Another parent said in most cases, teachers weren't too blame.

"My child claims that he is being ill-treated by white children in the school. He complains that white children refuse to play with blacks and call them klein swartetjies. My child doesn't know what racism is. He told me that teachers are treating them well, but the problem was among white children. I feel that some white parents are teaching their children at a young age to hate blacks in school," she said.

The South African Democratic Teachers' Union (Sadtu) in the province said it was disturbed and perplexed by allegations of racism in the school.

"It is our firm view that schools, through its education ethos, have the role to instil values of dignity, respect, equality and tolerance for our learners.

"The union cannot be silent when there is a gross violation of rights of learners to receive equal treatment and education. Acts or practice of racism have no place in our society and cannot be tolerated 24 years into our democracy," read the union's statement.

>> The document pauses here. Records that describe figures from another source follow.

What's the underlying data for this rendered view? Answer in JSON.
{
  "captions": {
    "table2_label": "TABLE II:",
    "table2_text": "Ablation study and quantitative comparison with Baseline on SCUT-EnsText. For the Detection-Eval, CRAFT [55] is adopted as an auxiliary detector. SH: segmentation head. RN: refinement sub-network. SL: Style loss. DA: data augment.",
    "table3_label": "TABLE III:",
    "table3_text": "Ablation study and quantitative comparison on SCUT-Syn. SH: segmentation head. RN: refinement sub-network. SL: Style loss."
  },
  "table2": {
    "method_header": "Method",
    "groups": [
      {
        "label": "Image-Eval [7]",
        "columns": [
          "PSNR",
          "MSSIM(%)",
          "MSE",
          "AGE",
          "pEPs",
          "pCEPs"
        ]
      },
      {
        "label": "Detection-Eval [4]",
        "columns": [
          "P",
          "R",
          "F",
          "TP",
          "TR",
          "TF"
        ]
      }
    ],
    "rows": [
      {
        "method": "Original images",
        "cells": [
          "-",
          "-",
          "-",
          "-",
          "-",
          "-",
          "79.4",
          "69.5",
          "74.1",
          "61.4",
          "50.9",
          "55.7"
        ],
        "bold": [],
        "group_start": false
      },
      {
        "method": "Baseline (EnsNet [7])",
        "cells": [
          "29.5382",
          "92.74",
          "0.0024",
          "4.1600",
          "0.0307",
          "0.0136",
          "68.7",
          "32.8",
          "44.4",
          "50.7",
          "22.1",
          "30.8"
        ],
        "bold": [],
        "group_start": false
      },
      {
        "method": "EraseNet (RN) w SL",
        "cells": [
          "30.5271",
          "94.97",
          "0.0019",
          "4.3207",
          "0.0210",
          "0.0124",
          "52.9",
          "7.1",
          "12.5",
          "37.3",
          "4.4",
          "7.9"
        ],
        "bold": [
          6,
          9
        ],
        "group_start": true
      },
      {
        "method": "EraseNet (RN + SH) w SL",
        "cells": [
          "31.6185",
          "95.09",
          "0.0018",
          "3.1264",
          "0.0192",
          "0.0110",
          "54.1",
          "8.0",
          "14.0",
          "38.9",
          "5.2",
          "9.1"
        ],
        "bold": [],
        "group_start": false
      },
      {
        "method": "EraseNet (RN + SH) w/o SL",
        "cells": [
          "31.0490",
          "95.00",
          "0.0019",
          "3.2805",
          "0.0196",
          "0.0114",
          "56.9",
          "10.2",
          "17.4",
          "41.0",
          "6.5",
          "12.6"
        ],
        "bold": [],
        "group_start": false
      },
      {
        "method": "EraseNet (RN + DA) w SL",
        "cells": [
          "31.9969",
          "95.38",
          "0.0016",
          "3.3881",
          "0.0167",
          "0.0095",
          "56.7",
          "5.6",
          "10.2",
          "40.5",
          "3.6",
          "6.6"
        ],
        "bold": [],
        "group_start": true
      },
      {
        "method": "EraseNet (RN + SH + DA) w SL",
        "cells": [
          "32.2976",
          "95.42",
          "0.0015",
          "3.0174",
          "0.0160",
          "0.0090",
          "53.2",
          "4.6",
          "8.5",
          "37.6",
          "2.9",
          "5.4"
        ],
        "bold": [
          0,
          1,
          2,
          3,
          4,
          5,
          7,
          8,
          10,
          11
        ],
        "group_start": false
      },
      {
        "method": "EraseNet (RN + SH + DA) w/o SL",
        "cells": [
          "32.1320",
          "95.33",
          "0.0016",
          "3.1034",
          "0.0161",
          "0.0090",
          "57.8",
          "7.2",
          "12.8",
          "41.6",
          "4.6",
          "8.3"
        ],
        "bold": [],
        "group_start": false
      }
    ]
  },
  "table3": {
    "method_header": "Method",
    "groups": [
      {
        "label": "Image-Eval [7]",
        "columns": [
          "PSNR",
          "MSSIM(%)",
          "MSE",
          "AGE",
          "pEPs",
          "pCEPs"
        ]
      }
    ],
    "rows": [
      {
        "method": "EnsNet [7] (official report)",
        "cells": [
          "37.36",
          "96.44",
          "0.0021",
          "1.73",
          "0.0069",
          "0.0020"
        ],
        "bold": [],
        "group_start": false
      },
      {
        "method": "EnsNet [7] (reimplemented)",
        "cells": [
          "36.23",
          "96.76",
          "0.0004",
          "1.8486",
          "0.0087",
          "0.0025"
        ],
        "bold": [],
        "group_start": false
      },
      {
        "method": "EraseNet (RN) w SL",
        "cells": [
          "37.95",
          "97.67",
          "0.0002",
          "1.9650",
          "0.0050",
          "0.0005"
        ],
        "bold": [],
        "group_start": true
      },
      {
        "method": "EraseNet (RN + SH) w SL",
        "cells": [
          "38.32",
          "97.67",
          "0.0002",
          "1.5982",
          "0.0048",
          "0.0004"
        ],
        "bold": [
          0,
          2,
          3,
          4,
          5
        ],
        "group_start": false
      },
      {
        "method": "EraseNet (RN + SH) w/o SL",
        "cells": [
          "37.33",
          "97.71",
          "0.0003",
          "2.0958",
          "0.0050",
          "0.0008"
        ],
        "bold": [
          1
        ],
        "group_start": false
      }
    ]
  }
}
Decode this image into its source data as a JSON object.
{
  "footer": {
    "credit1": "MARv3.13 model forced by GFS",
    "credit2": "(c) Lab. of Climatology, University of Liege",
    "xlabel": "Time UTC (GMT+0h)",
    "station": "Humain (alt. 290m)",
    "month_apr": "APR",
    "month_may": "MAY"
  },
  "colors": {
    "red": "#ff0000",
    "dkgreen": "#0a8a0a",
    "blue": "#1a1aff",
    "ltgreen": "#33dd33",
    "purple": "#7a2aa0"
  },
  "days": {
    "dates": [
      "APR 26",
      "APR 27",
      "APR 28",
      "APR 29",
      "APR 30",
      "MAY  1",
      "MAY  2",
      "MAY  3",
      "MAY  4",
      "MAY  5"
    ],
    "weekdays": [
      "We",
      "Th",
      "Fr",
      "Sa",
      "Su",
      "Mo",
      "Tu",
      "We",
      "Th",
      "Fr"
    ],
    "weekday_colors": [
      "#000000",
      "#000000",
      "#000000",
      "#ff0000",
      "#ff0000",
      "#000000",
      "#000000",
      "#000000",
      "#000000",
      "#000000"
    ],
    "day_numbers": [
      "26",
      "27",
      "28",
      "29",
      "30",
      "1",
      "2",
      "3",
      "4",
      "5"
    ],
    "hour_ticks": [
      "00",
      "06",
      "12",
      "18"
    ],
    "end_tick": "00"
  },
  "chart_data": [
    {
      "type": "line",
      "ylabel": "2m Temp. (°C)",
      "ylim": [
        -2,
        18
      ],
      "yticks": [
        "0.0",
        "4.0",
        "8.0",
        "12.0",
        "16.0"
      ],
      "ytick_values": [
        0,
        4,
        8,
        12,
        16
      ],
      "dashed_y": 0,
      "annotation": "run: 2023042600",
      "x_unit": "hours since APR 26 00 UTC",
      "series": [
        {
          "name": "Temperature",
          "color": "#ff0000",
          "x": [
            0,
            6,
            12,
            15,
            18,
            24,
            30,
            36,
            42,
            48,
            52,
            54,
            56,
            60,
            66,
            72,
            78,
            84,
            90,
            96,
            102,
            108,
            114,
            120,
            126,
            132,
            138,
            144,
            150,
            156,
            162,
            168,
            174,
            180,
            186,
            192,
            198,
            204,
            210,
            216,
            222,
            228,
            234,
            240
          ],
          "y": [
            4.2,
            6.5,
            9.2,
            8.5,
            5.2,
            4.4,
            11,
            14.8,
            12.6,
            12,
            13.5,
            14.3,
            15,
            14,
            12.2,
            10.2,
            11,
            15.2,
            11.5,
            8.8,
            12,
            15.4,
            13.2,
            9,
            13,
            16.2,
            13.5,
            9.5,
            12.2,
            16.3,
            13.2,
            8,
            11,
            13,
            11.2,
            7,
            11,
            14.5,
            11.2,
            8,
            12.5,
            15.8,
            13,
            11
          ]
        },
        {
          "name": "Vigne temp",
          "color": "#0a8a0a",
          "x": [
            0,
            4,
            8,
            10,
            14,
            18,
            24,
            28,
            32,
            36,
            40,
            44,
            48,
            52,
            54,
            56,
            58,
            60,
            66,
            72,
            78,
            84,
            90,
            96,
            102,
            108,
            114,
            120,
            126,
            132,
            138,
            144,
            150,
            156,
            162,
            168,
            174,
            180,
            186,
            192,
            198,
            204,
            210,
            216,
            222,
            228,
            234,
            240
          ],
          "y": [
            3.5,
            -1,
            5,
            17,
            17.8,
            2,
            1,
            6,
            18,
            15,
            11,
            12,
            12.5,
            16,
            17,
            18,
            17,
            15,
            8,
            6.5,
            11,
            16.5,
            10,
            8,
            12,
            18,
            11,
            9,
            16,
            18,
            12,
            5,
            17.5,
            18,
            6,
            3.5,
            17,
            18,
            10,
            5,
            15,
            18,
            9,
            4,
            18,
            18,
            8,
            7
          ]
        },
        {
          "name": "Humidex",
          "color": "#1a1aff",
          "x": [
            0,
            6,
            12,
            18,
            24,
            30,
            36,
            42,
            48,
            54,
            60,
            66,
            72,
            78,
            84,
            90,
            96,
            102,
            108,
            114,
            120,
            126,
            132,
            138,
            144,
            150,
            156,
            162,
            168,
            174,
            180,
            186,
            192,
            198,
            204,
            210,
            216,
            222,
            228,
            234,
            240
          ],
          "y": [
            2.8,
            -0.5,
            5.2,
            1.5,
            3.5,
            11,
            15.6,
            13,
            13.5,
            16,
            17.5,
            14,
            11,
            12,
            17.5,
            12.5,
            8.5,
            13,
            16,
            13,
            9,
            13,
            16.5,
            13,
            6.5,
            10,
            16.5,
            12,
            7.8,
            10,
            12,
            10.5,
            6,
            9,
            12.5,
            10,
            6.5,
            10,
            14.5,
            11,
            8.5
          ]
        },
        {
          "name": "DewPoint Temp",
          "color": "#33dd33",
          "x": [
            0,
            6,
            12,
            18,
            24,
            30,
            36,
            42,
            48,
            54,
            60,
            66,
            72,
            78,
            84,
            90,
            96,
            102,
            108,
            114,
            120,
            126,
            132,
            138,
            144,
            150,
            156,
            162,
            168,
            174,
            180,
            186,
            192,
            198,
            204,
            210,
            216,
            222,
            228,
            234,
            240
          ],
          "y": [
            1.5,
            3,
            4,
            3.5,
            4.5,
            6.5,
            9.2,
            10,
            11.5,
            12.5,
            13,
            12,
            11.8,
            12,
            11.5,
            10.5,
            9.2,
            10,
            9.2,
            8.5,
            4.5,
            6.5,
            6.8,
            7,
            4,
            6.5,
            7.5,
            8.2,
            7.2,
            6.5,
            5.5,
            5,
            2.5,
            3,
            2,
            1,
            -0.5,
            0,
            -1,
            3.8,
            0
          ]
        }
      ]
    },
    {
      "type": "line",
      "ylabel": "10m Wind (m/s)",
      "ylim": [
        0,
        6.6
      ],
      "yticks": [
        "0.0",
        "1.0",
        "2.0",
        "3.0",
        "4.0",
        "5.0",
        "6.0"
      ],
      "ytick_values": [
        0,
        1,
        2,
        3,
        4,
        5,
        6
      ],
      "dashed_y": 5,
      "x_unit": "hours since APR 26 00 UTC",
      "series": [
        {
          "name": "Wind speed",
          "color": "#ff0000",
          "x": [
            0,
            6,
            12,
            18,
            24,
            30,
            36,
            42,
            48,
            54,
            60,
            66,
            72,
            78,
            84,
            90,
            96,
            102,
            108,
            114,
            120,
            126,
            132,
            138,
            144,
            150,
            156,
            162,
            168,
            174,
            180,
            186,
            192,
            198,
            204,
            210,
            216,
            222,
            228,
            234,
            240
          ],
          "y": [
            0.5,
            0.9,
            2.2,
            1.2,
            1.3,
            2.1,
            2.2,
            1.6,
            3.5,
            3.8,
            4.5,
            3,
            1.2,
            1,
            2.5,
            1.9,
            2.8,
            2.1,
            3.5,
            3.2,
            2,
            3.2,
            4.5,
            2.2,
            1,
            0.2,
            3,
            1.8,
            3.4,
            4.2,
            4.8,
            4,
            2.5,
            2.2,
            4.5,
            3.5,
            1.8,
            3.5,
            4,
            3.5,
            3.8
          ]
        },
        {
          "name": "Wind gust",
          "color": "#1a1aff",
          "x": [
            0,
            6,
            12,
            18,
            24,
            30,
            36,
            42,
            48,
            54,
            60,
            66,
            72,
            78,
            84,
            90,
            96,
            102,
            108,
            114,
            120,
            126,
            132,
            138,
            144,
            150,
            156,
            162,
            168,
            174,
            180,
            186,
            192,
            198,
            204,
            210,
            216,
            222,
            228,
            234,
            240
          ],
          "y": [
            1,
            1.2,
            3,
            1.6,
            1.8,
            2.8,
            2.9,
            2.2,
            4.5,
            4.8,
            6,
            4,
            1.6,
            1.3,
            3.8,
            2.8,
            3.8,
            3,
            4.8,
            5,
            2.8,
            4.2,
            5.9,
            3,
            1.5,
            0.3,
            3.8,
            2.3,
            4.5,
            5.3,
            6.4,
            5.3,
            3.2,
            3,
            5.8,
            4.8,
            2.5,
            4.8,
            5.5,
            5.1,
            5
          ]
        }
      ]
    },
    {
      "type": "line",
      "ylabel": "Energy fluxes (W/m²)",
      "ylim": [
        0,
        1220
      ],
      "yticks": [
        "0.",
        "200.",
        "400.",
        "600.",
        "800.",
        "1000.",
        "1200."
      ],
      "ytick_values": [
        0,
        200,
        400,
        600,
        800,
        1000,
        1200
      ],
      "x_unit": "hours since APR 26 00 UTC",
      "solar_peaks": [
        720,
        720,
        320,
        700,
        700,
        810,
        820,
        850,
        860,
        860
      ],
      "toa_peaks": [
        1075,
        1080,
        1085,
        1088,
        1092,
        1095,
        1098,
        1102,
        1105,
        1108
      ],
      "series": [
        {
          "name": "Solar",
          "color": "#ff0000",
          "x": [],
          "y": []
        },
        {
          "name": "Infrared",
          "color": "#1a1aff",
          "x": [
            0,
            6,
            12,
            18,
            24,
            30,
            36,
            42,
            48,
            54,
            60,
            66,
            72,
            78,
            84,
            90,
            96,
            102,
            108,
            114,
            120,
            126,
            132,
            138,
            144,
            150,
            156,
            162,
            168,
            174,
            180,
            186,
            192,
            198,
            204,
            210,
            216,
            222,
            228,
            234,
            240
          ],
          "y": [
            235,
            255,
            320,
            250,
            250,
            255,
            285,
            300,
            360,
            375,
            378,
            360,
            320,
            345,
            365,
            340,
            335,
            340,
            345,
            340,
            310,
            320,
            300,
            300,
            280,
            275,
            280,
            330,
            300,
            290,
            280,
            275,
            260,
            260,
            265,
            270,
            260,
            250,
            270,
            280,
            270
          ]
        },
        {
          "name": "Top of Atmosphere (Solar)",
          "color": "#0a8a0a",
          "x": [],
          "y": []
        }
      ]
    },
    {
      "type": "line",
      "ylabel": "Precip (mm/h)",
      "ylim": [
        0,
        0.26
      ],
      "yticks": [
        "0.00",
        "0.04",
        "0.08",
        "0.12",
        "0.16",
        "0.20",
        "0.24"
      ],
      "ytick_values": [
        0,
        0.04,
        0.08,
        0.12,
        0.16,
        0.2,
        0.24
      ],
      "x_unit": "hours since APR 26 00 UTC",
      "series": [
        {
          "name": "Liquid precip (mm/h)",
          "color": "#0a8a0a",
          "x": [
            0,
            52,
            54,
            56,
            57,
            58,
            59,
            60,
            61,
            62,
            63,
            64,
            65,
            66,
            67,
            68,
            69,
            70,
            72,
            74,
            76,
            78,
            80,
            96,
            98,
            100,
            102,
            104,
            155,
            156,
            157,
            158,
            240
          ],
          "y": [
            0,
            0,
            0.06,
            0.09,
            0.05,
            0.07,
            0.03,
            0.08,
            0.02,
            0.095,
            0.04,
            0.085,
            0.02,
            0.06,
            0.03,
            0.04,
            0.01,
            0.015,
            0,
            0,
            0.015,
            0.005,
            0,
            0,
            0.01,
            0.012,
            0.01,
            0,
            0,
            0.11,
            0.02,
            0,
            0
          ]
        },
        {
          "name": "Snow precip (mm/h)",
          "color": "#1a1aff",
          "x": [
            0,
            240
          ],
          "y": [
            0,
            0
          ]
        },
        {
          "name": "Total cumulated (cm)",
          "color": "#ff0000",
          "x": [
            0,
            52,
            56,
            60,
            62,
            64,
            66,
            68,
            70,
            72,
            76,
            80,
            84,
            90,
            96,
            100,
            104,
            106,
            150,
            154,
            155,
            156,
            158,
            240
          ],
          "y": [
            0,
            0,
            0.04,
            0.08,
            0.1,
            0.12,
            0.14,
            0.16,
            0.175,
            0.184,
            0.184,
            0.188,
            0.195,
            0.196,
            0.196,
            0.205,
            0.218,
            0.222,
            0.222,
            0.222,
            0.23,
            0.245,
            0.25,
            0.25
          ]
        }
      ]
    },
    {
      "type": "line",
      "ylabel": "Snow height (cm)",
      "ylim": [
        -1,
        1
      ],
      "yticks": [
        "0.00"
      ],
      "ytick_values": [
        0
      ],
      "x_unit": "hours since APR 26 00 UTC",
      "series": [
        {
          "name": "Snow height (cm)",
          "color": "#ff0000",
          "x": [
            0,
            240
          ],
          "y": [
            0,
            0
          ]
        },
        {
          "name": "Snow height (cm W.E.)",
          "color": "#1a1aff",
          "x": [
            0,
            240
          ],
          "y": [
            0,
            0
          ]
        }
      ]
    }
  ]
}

The union called on the North West education department to extensively investigate these allegations and to extend the probe to other parts of the province.

The South African Human Rights Commission (SAHRC) visited the school and met with Lehari and his team at the school on Thursday.

SAHRC spokesperson Gail Smith said the commission would work closely with the department to investigate the allegations.

"Concurrent to this investigation, the provincial department of education will establish a task team to deal with transformation at the school and has invited the commission to participate in the task team.

"The commission is deeply concerned that instances of discrimination and related intolerance continue to take place within the school system. Schools are platforms for teaching and learning – not only a formal curriculum – but also fundamental value systems. While this trend in schools remains highly concerning, we should take this as an opportunity to engage on transformation and foster greater awareness," said Smith.